SEC. 11. STATE FLEXIBILITY AND PROTECTION OF STATES’ RIGHTS.
   

(a) Health Care Lawsuits.—The provisions governing health care lawsuits set forth in this Act preempt, subject to subsections (b) and (c), State law to the extent that State law prevents the application of any provisions of law established by or under this Act. The provisions governing health care lawsuits set forth in this Act supersede chapter 171 of title 28, United States Code, to the extent that such chapter—

(1) provides for a greater amount of damages or contingent fees, a longer period in which a health care lawsuit may be commenced, or a reduced applicability or scope of periodic payment of future damages, than provided in this Act; or

 

(2) prohibits the introduction of evidence regarding collateral source benefits, or mandates or permits subrogation or a lien on collateral source benefits.

   

(b) Protection Of States’ Rights And Other Laws.—(1) Any issue that is not governed by any provision of law established by or under this Act (including State standards of negligence) shall be governed by otherwise applicable State or Federal law.
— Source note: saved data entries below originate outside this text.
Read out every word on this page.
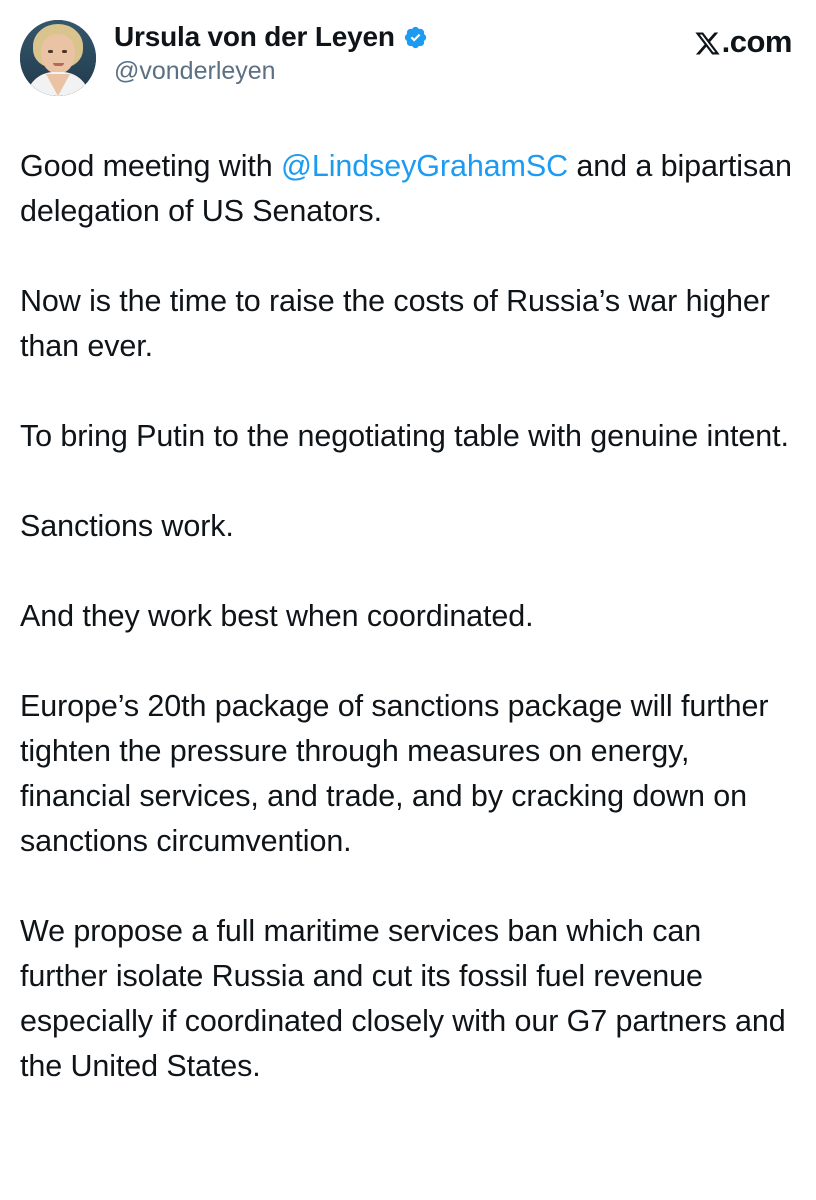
Ursula von der Leyen
@vonderleyen
.com

Good meeting with @LindseyGrahamSC and a bipartisan delegation of US Senators.

Now is the time to raise the costs of Russia’s war higher than ever.

To bring Putin to the negotiating table with genuine intent.

Sanctions work.

And they work best when coordinated.

Europe’s 20th package of sanctions package will further tighten the pressure through measures on energy, financial services, and trade, and by cracking down on sanctions circumvention.

We propose a full maritime services ban which can further isolate Russia and cut its fossil fuel revenue especially if coordinated closely with our G7 partners and the United States.
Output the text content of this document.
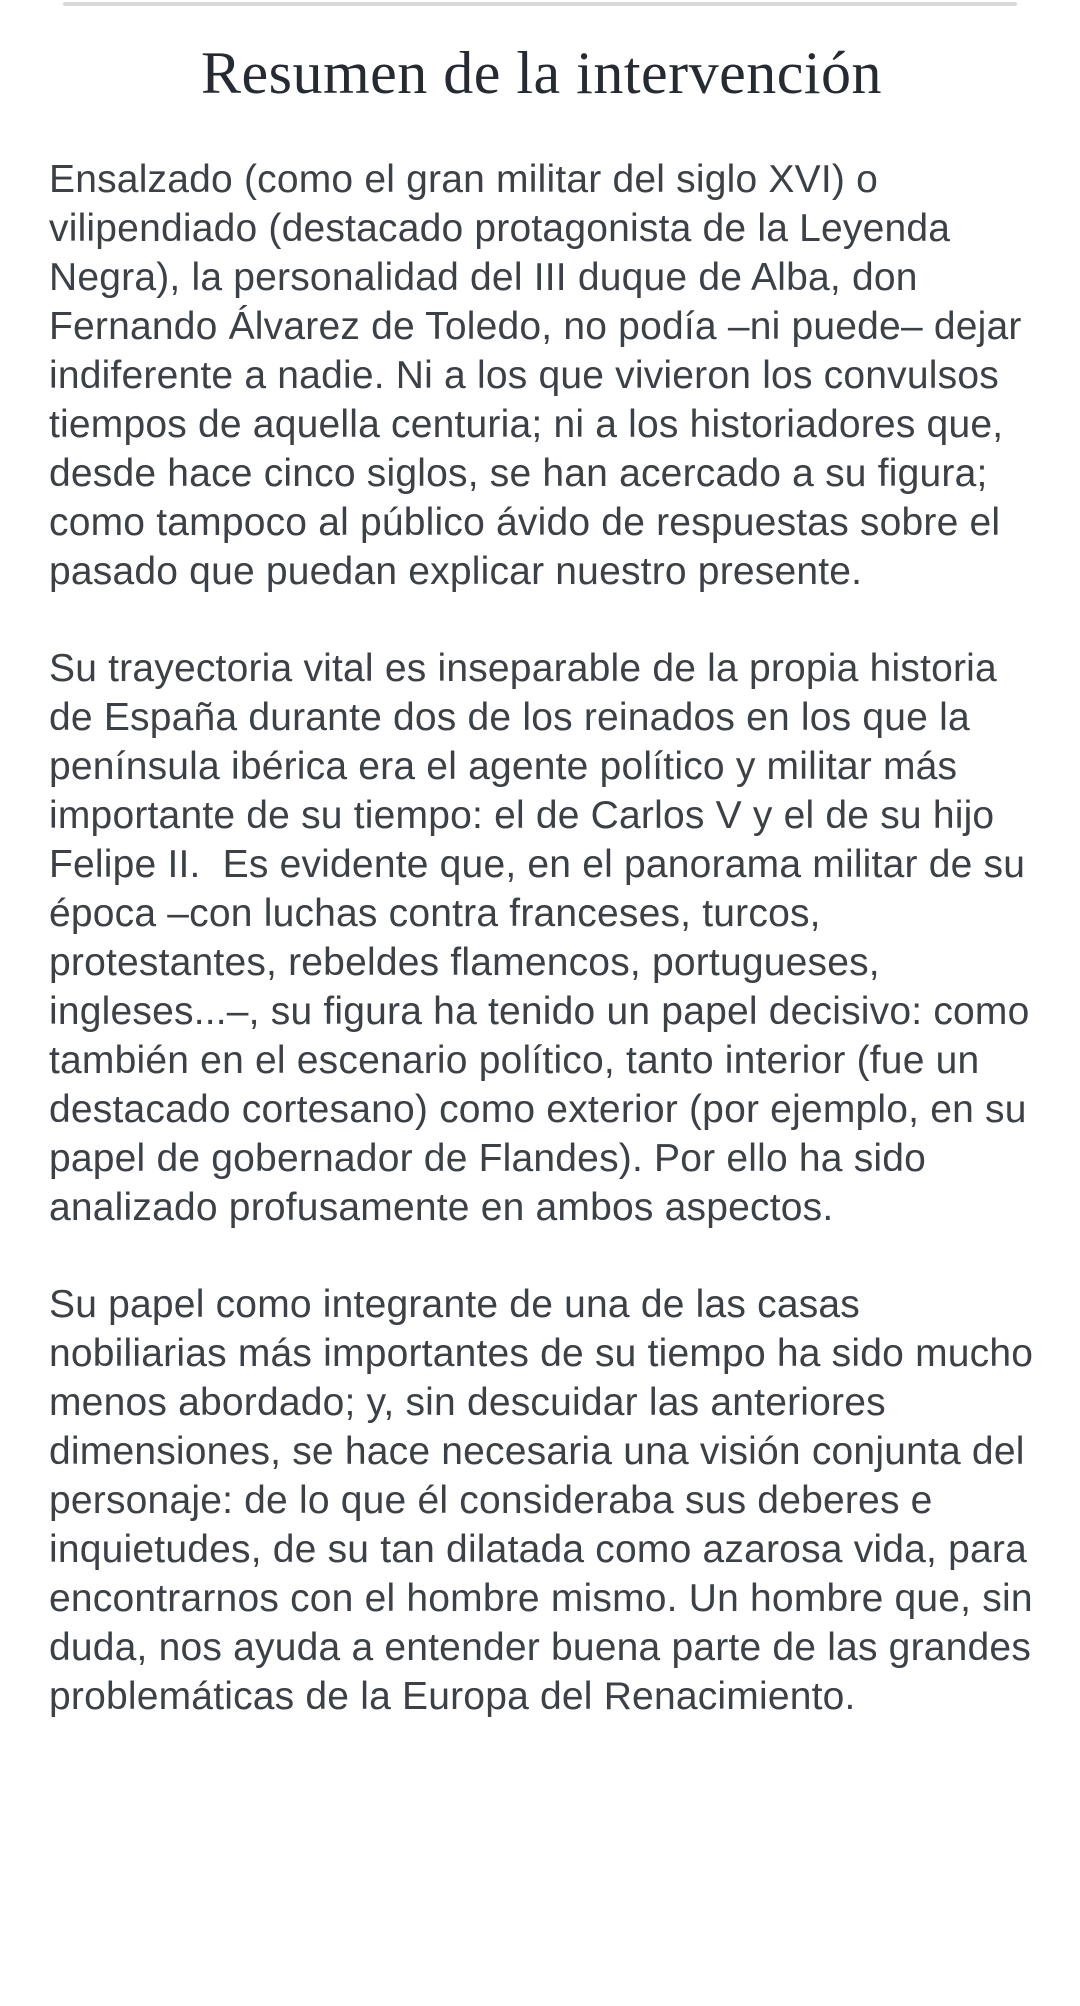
Resumen de la intervención

Ensalzado (como el gran militar del siglo XVI) o vilipendiado (destacado protagonista de la Leyenda Negra), la personalidad del III duque de Alba, don Fernando Álvarez de Toledo, no podía –ni puede– dejar indiferente a nadie. Ni a los que vivieron los convulsos tiempos de aquella centuria; ni a los historiadores que, desde hace cinco siglos, se han acercado a su figura; como tampoco al público ávido de respuestas sobre el pasado que puedan explicar nuestro presente.

Su trayectoria vital es inseparable de la propia historia de España durante dos de los reinados en los que la península ibérica era el agente político y militar más importante de su tiempo: el de Carlos V y el de su hijo Felipe II.  Es evidente que, en el panorama militar de su época –con luchas contra franceses, turcos, protestantes, rebeldes flamencos, portugueses, ingleses...–, su figura ha tenido un papel decisivo: como también en el escenario político, tanto interior (fue un destacado cortesano) como exterior (por ejemplo, en su papel de gobernador de Flandes). Por ello ha sido analizado profusamente en ambos aspectos.

Su papel como integrante de una de las casas nobiliarias más importantes de su tiempo ha sido mucho menos abordado; y, sin descuidar las anteriores dimensiones, se hace necesaria una visión conjunta del personaje: de lo que él consideraba sus deberes e inquietudes, de su tan dilatada como azarosa vida, para encontrarnos con el hombre mismo. Un hombre que, sin duda, nos ayuda a entender buena parte de las grandes problemáticas de la Europa del Renacimiento.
(2) This Act shall not preempt or supersede any State or Federal law that imposes greater procedural or substantive protections for health care providers and health care organizations from liability, loss, or damages than those provided by this Act or create a cause of action.

   

(c) State Flexibility.—No provision of this Act shall be construed to preempt—

(1) any State law (whether effective before, on, or after the date of the enactment of this Act) that specifies a particular monetary amount of compensatory or punitive damages (or the total amount of damages) that may be awarded in a health care lawsuit, regardless of whether such monetary amount is greater or lesser than is provided for under this Act, notwithstanding section 4(a); or

 

(2) any defense available to a party in a health care lawsuit under any other provision of State or Federal law.

 

SEC. 12. APPLICABILITY; EFFECTIVE DATE.
 

This Act shall apply to any health care lawsuit brought in a Federal or State court, or subject to an alternative dispute resolution system, that is initiated on or after the date of the enactment of this Act, except that any health care lawsuit arising from an injury occurring prior to the date of the enactment of this Act shall be governed by the applicable statute of limitations provisions in effect at the time the injury occurred.